The team determined that women of child-bearing age needed “enhanced knowledge” of how to follow their medical treatments. When the students presented their preliminary plan to the Nursing Department and community partners in December 2007, they outlined a plan to develop visual aids—a video and a pictorial guide or pictogram—that would be used to instruct women patients on the proper procedures for taking medications and vitamin supplements. Their goal was to raise awareness among the women about the importance of medical treatment and help to ensure that they successfully complete their treatment regimens.

In January 2008, one of the team members, Kristin, traveled to Ghana with WomensTrust staff and volunteers and worked in Pokuase's clinic for two weeks. (See sidebar on “A Cultural Awakening in Ghana.”) She brought some of her Capstone team's sample pictograms to test on the patients, and with the help of interpreters, the women's feedback helped to shape her team's final product. The team's preliminary plan to create a video was dropped once Kristin saw first-hand that most Pokuase families lack electricity (and video or DVD players) in their homes.

In the spring semester, the team worked on the implementation of their plan—with Lindsay focused on organization, Stephanie on creating images for the pictogram, and Kristin on research and leadership. By May, the team members had completed a colorful, versatile and easy-to-use set of pictograms that they hope will improve the health of women in Pokuase. They will now leave it to others—WomensTrust and their student successors in the Nursing Program—to carry out their plan and introduce, test and refine the pictograms.

“I hope we actually make an impact,” says Lindsay, “and that the following classes will continue this work and make a difference in Pokuase.”

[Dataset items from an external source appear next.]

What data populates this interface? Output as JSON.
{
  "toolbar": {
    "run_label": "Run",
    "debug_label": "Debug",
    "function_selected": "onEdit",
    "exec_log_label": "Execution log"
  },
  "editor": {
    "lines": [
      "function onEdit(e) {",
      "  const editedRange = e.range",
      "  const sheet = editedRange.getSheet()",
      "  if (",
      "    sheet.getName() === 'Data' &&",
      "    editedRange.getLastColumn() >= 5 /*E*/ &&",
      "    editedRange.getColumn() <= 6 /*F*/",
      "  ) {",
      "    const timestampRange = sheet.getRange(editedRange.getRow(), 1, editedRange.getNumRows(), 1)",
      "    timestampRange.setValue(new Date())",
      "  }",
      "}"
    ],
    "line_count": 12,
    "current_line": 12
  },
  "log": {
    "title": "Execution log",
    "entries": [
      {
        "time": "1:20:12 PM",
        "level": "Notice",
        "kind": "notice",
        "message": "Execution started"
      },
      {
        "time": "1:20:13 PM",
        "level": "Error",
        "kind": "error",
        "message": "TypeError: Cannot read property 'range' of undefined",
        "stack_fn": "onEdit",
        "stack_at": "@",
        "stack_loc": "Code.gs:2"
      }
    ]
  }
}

Kristin feels confident that her team met the challenges of a new international community site, with strong support from Professor Goldberg, and set the stage for an important long-term international partnership in nursing. “We've made the connection with WomensTrust. Laying the groundwork was really important,” she concludes.

These three student nurses have now graduated and are beginning their careers in the healing profession of nursing. Their international Community Capstone project taught them many lessons they will integrate into their practices and has extended their sense of community to include the women of a distant Western African village called Pokuase.